Frequently asked questions

Search index sharding is the practice of partitioning a large inverted index across multiple physical nodes so that no single machine must store or search the entire document corpus. Each shard is an independent index instance, and a coordinator routes indexing writes and search queries to the correct shards.

The coordinator fans the query out to all relevant shards in parallel. Each shard searches its local segment, scores matching documents, and returns its top-K results with scores. The coordinator merges the per-shard lists, applies global re-scoring, and returns the final ranked result. Because all shards execute simultaneously, query latency scales with the slowest shard, not the total shard count.

Add more shards (increase shard count) when the index size grows beyond what individual shards can hold or search efficiently — this scales storage and indexing throughput. Add more replicas when query throughput is the bottleneck but index size per shard is healthy — replicas serve read traffic without changing the shard layout.

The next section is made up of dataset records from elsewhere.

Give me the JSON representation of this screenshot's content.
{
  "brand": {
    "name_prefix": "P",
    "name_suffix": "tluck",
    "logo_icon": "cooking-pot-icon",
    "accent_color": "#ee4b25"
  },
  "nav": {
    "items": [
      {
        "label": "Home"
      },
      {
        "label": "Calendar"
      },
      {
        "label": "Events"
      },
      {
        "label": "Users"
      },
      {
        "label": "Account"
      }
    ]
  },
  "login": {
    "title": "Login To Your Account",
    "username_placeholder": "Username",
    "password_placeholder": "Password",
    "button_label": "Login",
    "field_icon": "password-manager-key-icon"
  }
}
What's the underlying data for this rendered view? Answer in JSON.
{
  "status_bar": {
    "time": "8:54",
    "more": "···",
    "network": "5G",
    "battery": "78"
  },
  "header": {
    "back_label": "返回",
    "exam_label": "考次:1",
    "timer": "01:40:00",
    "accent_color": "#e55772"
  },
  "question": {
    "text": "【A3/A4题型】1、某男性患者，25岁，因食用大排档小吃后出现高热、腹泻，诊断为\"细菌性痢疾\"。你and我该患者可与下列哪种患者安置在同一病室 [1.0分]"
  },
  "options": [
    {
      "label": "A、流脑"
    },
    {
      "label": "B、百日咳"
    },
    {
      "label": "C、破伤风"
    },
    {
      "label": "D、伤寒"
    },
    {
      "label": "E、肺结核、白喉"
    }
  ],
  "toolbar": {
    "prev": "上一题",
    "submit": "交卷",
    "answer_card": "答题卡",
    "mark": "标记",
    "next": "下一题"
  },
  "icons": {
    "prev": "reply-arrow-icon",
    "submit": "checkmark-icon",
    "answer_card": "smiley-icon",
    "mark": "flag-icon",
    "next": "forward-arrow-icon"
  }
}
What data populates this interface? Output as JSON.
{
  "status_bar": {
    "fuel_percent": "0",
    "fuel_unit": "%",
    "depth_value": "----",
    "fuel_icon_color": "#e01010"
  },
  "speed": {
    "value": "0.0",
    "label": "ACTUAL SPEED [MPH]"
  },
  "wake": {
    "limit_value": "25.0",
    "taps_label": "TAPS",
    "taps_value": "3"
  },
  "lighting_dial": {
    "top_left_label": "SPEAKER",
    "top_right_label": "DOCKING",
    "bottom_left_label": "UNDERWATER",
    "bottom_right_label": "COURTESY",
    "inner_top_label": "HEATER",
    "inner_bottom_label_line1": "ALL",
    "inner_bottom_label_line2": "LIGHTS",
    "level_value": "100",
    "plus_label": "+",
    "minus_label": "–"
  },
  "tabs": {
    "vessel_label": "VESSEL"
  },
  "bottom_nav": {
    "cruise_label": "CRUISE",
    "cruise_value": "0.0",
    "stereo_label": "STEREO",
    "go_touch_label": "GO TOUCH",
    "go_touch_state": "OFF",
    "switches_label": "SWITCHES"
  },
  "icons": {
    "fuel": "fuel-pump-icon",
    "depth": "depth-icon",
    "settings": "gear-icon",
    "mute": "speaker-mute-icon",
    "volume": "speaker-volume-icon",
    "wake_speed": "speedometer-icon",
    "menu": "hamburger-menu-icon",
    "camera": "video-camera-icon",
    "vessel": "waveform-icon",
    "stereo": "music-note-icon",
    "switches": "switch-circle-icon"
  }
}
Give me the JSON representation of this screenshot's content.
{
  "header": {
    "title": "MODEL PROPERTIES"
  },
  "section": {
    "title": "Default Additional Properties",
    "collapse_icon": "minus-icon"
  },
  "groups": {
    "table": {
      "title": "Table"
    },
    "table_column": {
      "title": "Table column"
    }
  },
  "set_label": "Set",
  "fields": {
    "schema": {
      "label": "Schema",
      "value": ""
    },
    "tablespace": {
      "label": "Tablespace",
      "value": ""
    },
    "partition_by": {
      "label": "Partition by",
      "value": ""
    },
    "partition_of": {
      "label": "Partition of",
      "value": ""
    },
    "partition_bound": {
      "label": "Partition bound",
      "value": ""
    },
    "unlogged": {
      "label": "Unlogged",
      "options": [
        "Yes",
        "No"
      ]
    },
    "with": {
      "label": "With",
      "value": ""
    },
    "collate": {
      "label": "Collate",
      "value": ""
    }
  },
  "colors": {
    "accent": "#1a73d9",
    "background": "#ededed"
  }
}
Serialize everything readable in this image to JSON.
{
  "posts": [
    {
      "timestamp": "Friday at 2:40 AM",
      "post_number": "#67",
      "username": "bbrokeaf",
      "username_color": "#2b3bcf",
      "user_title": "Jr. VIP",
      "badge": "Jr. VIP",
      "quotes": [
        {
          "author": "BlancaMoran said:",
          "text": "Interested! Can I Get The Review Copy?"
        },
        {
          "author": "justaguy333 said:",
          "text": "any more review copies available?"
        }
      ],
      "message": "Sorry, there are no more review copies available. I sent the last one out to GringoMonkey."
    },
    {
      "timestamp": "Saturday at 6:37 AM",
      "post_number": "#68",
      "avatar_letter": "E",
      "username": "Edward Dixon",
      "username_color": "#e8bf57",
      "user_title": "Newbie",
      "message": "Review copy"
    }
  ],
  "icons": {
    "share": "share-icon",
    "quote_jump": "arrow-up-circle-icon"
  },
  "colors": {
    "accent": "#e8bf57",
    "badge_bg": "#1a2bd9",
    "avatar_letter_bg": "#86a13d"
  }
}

Common mistakes include choosing a shard count that is too low to allow future growth without a full re-index, using a routing key that creates hot shards (uneven document distribution), and not accounting for the coordinator merge overhead when setting per-shard top-K — returning too few candidates per shard causes the global top-K to be inaccurate.

mermaid

flowchart TD
    Client[Client application] --> Coordinator[Index coordinator\nshard map and routing]
    Coordinator --> HashRoute[Hash document ID\nto shard number]
    HashRoute --> Primary1[(Primary Shard 1\ndocs 0-999k)]
    HashRoute --> Primary2[(Primary Shard 2\ndocs 1M-1.9M)]
    HashRoute --> Primary3[(Primary Shard 3\ndocs 2M+)]
    Primary1 --> Replica1A[(Replica 1A)]
    Primary1 --> Replica1B[(Replica 1B)]
    Primary2 --> Replica2A[(Replica 2A)]
    Primary3 --> Replica3A[(Replica 3A)]
    QueryIn[Search query] --> Coordinator
    Coordinator --> Scatter[Scatter query\nto all shards]
    Scatter --> Primary1
    Scatter --> Primary2
    Scatter --> Primary3
    Primary1 --> Gather[Gather top-K\nper shard results]
    Primary2 --> Gather
    Primary3 --> Gather
    Gather --> Merge[Merge and re-rank\nglobal result list]